A Chaumont (Haute-Marne), ce sont ceux de la Rochotte,
une cité dite difficile qui prennent une famille congolaise
sous leur protection. A Clamart, le dernier jour de l’année
scolaire, des dizaines d’enseignants et de parents d’une
maternelle de la cité de la Plaine, une bonne partie du
Conseil municipal, Maire en tête, et tout ce que la ville
compte de militants débarquent à la sous-préfecture
d’Antony pour faire régulariser une famille congolaise.

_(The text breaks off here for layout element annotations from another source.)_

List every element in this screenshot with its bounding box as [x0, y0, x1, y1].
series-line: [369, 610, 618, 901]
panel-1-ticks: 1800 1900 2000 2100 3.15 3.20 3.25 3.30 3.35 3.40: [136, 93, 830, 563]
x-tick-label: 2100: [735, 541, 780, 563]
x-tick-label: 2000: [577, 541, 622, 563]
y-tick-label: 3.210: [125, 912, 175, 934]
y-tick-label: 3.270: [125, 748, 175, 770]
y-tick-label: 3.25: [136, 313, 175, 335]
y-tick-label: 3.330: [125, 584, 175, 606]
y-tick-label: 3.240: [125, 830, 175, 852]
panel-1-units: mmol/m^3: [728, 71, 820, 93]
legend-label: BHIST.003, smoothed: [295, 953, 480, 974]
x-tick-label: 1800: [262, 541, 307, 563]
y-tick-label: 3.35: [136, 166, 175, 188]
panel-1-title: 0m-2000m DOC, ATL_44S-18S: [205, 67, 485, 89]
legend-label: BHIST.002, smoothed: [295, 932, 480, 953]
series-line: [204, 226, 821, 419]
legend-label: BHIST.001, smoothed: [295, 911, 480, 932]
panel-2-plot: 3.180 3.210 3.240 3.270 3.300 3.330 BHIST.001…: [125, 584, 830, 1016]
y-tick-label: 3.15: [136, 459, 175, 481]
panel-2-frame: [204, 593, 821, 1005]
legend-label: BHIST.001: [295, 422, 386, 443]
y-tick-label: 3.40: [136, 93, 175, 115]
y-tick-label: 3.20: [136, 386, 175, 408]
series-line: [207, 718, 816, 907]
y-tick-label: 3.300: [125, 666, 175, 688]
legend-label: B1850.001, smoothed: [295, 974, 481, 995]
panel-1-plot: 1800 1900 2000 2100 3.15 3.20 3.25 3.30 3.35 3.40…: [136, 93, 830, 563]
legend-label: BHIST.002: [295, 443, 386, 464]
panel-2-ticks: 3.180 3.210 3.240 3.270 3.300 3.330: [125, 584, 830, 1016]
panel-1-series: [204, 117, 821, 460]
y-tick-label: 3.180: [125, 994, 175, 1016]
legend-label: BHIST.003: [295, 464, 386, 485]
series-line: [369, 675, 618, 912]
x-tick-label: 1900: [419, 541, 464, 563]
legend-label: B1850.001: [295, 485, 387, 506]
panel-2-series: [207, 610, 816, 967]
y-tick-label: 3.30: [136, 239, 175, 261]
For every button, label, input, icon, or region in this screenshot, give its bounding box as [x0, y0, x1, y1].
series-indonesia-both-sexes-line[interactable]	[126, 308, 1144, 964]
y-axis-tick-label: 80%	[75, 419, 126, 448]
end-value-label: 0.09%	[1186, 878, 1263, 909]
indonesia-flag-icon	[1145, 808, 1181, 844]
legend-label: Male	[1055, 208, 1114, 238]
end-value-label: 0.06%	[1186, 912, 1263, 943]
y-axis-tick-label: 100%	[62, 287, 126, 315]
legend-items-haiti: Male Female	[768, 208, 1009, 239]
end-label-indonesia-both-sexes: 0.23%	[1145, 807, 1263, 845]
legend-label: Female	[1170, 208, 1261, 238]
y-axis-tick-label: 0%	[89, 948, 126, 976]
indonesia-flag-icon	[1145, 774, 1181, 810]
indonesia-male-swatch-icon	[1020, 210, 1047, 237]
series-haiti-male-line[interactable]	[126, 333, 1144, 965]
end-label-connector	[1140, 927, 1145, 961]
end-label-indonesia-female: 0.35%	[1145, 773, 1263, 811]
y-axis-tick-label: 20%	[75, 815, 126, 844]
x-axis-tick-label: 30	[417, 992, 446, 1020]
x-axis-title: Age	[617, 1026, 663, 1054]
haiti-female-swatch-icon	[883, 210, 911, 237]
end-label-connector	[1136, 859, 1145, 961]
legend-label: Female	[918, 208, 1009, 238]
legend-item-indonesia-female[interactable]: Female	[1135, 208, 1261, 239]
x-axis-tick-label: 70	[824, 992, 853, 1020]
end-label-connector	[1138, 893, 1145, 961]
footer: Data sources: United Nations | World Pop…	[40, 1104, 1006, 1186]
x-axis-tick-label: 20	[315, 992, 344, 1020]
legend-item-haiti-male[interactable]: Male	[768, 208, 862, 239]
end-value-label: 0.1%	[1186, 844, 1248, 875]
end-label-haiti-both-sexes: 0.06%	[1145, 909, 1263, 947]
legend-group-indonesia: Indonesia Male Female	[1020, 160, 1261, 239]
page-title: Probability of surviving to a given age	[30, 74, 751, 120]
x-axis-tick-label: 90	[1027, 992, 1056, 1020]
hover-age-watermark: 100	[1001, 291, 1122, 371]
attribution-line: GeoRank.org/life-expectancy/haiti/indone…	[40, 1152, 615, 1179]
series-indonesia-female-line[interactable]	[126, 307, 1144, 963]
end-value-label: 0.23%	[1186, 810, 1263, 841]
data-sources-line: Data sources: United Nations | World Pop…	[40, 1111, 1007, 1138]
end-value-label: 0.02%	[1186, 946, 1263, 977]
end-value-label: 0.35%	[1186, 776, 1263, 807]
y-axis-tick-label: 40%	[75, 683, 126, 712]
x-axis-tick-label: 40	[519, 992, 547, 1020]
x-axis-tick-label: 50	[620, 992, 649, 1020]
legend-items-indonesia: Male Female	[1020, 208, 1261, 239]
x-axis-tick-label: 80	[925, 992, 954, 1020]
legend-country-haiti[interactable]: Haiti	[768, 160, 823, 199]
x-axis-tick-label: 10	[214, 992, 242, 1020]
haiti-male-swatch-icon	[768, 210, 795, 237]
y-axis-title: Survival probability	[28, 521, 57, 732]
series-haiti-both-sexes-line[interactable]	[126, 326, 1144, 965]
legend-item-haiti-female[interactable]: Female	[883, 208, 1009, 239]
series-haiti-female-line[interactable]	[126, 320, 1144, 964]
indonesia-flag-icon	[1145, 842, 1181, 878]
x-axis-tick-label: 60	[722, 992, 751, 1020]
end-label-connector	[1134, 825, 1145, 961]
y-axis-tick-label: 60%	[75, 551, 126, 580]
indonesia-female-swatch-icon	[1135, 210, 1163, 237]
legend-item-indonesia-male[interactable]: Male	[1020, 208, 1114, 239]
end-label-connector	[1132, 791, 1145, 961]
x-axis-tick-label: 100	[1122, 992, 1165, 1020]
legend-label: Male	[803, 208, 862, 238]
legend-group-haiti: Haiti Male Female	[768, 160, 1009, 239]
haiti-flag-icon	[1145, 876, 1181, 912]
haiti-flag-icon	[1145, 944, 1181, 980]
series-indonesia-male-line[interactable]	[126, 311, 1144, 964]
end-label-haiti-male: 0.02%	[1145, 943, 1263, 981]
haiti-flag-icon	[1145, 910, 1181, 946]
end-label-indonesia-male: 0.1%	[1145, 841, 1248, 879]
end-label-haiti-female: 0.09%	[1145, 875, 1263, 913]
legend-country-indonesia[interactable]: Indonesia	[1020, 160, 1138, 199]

La preuve est faite que le chancre raciste n’a pas tout
pourri et que les valeurs d’équité, de solidarité et de
combat contre l’injustice vivent encore, non pas dans les
hypocrites discours officiels –de préférence télévisés ,
mais dans la conscience de beaucoup d’habitants… et
dans leurs actes.
La circulaire Sarkozy du 31 octobre
Le ministre de l’Intérieur lui-même a dû prendre en
compte l’importance et l’extension de ce mouvement de
solidarité.
Au début de l’été 2005, misant sur le relâchement de
la mobilisation, il tentait d’accélérer sa politique répressive
vis à vis des jeunes : des événements impensables il y a
quelques années encore se produisaient : lycéens en
cours de scolarité placés en rétention pour reconduite
forcée vers des pays où ils n’ont plus de liens, volonté
d’expulser une jeune fille menacée d’excision au Mali,
adolescents obligés de fuir la police pour échapper à leur
expulsion en compagnie de leur mère menacée en RDC,
ancienne enfant esclave, mariée de force, interpellée avec
ses trois enfants et obligée d’abandonner ses deux aînés
(4 ans et 5 ans) seuls, deux nuits au centre de rétention
pour accompagner sa cadette (2 ans) à l’hôpital, Marocain
de 20 ans risquant 3 mois de prison pour refus
d’embarquer pour ne pas quitter toute sa famille, pour
ne mentionner que les cas les plus terribles.